Palmer’s face remained diffused a puce colour, but he managed to calm himself down. “It does make sense. I don’t have to like it, but it does.”

“When the next Aurora arrives, one of them can be dispatched immediately back for another load, but we need to have three in orbit, ready to go.”

Palmer nodded. “I’ll give the order.”

“Forgive me, Sir,” Whitefeather advised him, “but you can’t. Those ships are Fleet Auxiliary, not property of the colony. We’ll have to request Fleet Auxiliary HQ give those orders.”

“And how do you propose I communicate with them?”

Whitefeather shrugged. “Messenger drone?”

Palmer winced. As both governor and brigade commander, he should have thought of that. “How long will it take a messenger drone from here to Earthat and back?”

The AI spoke up at that point. “Colonel Robert Palmer, it will take two weeks, three days, seven hours and twenty-three minutes total, not including turnaround time at Earthat.” The messenger drones being smaller and far lighter than any manned ship the Confederacy could manufacture, they could travel at three times the speed available to any Aurora-class craft.

“And they’re supposed to leave as soon as they’re refuelled,” Whitefeather mused. “How soon to top up their tanks?”

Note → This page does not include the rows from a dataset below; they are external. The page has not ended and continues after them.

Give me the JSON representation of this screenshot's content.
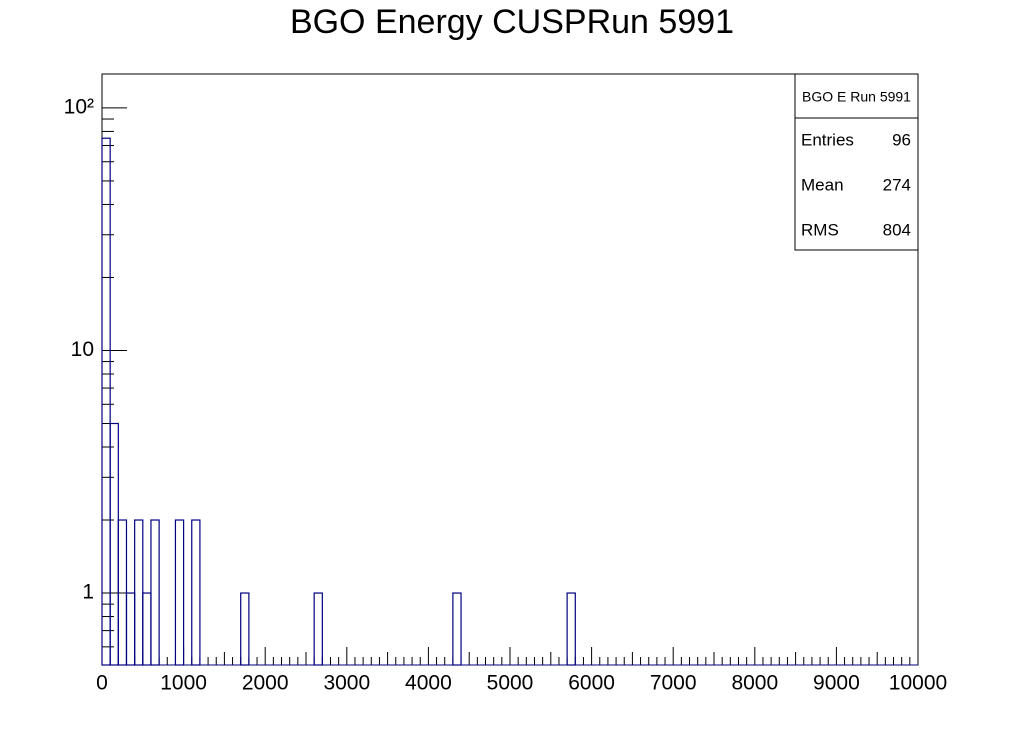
{
  "chart_data": {
    "type": "histogram",
    "title": "BGO Energy CUSPRun 5991",
    "color": "#000080",
    "bins": [
      0,
      100,
      200,
      300,
      400,
      500,
      600,
      700,
      800,
      900,
      1000,
      1100,
      1200,
      1300,
      1400,
      1500,
      1600,
      1700,
      1800,
      1900,
      2000,
      2100,
      2200,
      2300,
      2400,
      2500,
      2600,
      2700,
      2800,
      2900,
      3000,
      3100,
      3200,
      3300,
      3400,
      3500,
      3600,
      3700,
      3800,
      3900,
      4000,
      4100,
      4200,
      4300,
      4400,
      4500,
      4600,
      4700,
      4800,
      4900,
      5000,
      5100,
      5200,
      5300,
      5400,
      5500,
      5600,
      5700,
      5800,
      5900,
      6000,
      6100,
      6200,
      6300,
      6400,
      6500,
      6600,
      6700,
      6800,
      6900,
      7000,
      7100,
      7200,
      7300,
      7400,
      7500,
      7600,
      7700,
      7800,
      7900,
      8000,
      8100,
      8200,
      8300,
      8400,
      8500,
      8600,
      8700,
      8800,
      8900,
      9000,
      9100,
      9200,
      9300,
      9400,
      9500,
      9600,
      9700,
      9800,
      9900,
      10000
    ],
    "values": [
      75,
      5,
      2,
      1,
      2,
      1,
      2,
      0,
      0,
      2,
      0,
      2,
      0,
      0,
      0,
      0,
      0,
      1,
      0,
      0,
      0,
      0,
      0,
      0,
      0,
      0,
      1,
      0,
      0,
      0,
      0,
      0,
      0,
      0,
      0,
      0,
      0,
      0,
      0,
      0,
      0,
      0,
      0,
      1,
      0,
      0,
      0,
      0,
      0,
      0,
      0,
      0,
      0,
      0,
      0,
      0,
      0,
      1,
      0,
      0,
      0,
      0,
      0,
      0,
      0,
      0,
      0,
      0,
      0,
      0,
      0,
      0,
      0,
      0,
      0,
      0,
      0,
      0,
      0,
      0,
      0,
      0,
      0,
      0,
      0,
      0,
      0,
      0,
      0,
      0,
      0,
      0,
      0,
      0,
      0,
      0,
      0,
      0,
      0,
      0
    ],
    "xlim": [
      0,
      10000
    ],
    "xticks": [
      0,
      1000,
      2000,
      3000,
      4000,
      5000,
      6000,
      7000,
      8000,
      9000,
      10000
    ],
    "ylim": [
      0.505,
      138
    ],
    "yticks": [
      1,
      10,
      {
        "value": 100,
        "label": "10²"
      }
    ],
    "log_y": true,
    "stats": {
      "title": "BGO E Run 5991",
      "rows": [
        [
          "Entries",
          96
        ],
        [
          "Mean",
          274
        ],
        [
          "RMS",
          804
        ]
      ]
    }
  }
}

Lieutenant Boland smiled. “Just over four weeks. It’ll take at least two more trips between the gas giant Iasus and here, and those engines on the tanker are low thrust, making it pretty poky, especially on the trip back with a full load. We were only able to refuel Dance of Spirits first because we had built up a reserve. The new tanker is still being built by the replicators, it’ll be larger and more powerful, but until it’s finished, we have to do with the one.”